Not the girl but love is gone, burnt out by the cynicism dictating that sentimentalism is tacky. Amy never tricks herself that she and Nick are like Elizabeth and Darcy yet she builds her own repulsive marriage plot because she does want that fiction to be her life (and Nick’s). This is both cynical and desperate, a decision born of her realization that modern love is hollow at the core and intimacy two-edged, for there are things you might not want to know about your spouse. Is Gone Girl, then, a good novel that will stand the test of time like Pride and Prejudice? Not at all but it is fascinating as a symptom of the malaise that is rotting the marriage plot in fiction and in life from the inside (no wonder that Flynn’s background is also the economic decadence of Amy and Nick’s America).

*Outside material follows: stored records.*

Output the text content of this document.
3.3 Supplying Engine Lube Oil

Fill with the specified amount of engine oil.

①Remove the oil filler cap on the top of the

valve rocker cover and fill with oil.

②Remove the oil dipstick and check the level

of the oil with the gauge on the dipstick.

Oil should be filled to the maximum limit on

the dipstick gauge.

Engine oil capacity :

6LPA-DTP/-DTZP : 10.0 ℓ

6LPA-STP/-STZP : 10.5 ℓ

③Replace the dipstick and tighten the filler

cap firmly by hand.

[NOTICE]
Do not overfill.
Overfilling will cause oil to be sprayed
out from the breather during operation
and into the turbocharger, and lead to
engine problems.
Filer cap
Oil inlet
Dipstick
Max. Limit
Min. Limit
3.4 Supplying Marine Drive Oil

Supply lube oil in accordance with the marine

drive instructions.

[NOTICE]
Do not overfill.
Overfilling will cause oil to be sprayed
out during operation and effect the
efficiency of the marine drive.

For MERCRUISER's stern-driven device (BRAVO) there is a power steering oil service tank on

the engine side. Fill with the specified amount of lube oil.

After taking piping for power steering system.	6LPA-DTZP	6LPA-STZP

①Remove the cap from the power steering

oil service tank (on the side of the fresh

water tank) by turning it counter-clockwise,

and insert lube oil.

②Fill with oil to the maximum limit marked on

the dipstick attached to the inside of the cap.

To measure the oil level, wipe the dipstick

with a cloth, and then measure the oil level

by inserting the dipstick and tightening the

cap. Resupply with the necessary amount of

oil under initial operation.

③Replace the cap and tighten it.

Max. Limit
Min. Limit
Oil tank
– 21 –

This malaise is not, however, as Flynn might believe, limited to her pathetic couple: her novel participates of the terrifyingly decadent imagination surfacing all over American fiction (think The Hunger Games). What made me gasp for fresh air when I closed the book was not Amy’s wickedness but the sheer ugliness of Flynn’s fabulation, the hours spent plotting the hideous details of how Amy plots her own life. Bret Easton Ellis did the same, and arguably even with more bravado, for contemporary American men 25 years ago in American Psycho (1991). It has taken American fiction, then, a quarter of a century to present us with the female version. To many people this might read as a healthy exercise in female sincerity, even as a feminist step forward. For me, however, the decision to focus on a psychopathic woman as an instance of the psychopathologies of a whole society is a setback, for I still believe that for a society to progress its fiction needs to provide it with role models. The kind of urge that Amy, the anti-role model, satisfies is a luxury that women cannot afford in our patriarchal times–I know the argument is not new but think of Hillary Clinton and now think of how little she needs Amy Dunne to exist.
I’ll end, then, by bemoaning the way love has been dealt with in fiction: it deserves better than the implausible plotting that both Jane Austen and Gillian Flynn give it for drastically different reasons. I wish both Elizabeth Bennet and Amy Dunne were gone girls but I’m sorry to see that only love is gone.